Talks planned with government

The traffic light parties have now invited the associations to talk tomorrow in order to find compromises. The subsidies for agricultural diesel are only supposed to expire gradually over three years – other approaches are now being sought.

But: The framework conditions for politics have not changed: they have to save money and they have to reduce environmentally harmful subsidies – but they express a willingness to engage in dialogue.

Are there possible solutions?

However, the government has so far remained tough on agricultural diesel. Finance Minister Christian Lindner (FDP) said in advance that everyone must make a contribution to the “normalization of state finances”. Instead, he offers a reduction in bureaucracy.

Özdemir wants to ensure more planning security. To this end, Özdemir has brought into play permanently secured financing for the conversion of animal husbandry. Better husbandry could be financed through an animal welfare tax.

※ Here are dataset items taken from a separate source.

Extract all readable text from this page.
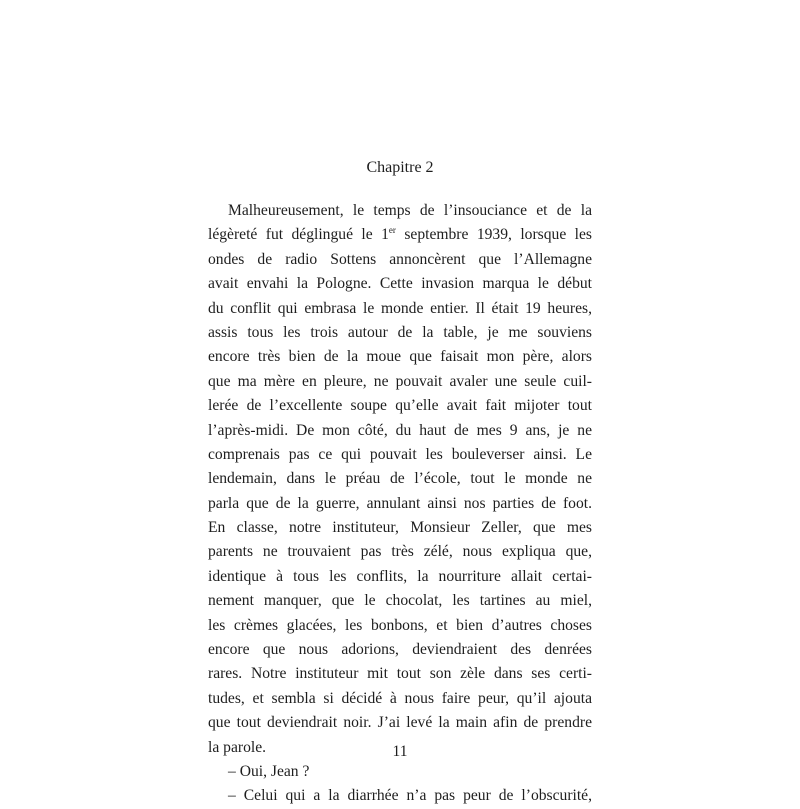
Chapitre 2
Malheureusement, le temps de l’insouciance et de la
légèreté fut déglingué le 1er septembre 1939, lorsque les
ondes de radio Sottens annoncèrent que l’Allemagne
avait envahi la Pologne. Cette invasion marqua le début
du conflit qui embrasa le monde entier. Il était 19 heures,
assis tous les trois autour de la table, je me souviens
encore très bien de la moue que faisait mon père, alors
que ma mère en pleure, ne pouvait avaler une seule cuil-
lerée de l’excellente soupe qu’elle avait fait mijoter tout
l’après-midi. De mon côté, du haut de mes 9 ans, je ne
comprenais pas ce qui pouvait les bouleverser ainsi. Le
lendemain, dans le préau de l’école, tout le monde ne
parla que de la guerre, annulant ainsi nos parties de foot.
En classe, notre instituteur, Monsieur Zeller, que mes
parents ne trouvaient pas très zélé, nous expliqua que,
identique à tous les conflits, la nourriture allait certai-
nement manquer, que le chocolat, les tartines au miel,
les crèmes glacées, les bonbons, et bien d’autres choses
encore que nous adorions, deviendraient des denrées
rares. Notre instituteur mit tout son zèle dans ses certi-
tudes, et sembla si décidé à nous faire peur, qu’il ajouta
que tout deviendrait noir. J’ai levé la main afin de prendre
la parole.
– Oui, Jean ?
– Celui qui a la diarrhée n’a pas peur de l’obscurité,
11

Review: A week of protests in North Rhine-Westphalia

The largest and most actions took place right at the start of the action week last Monday, often in the form of tractor convoys. There were traffic delays in many cities and highway entrances were also blocked.

According to the local agricultural association, around 20,000 farmers were on the streets in Westphalia-Lippe alone. In the Wesel district, the police counted around 1,300 farmers and hauliers who were traveling with more than 950 tractors, trucks and cars. In some cases there were also unregistered meetings with tractors, for example at the town hall in Sonsbeck.

Discussions about infiltration of the right

In the run-up to the protest week, concerns grew that the protests would be infiltrated by right-wing groups. They had previously called for farmers to take part in protests and are also said to have contributed to the escalation of the protests on a ferry on which Federal Economics Minister Robert Habeck was.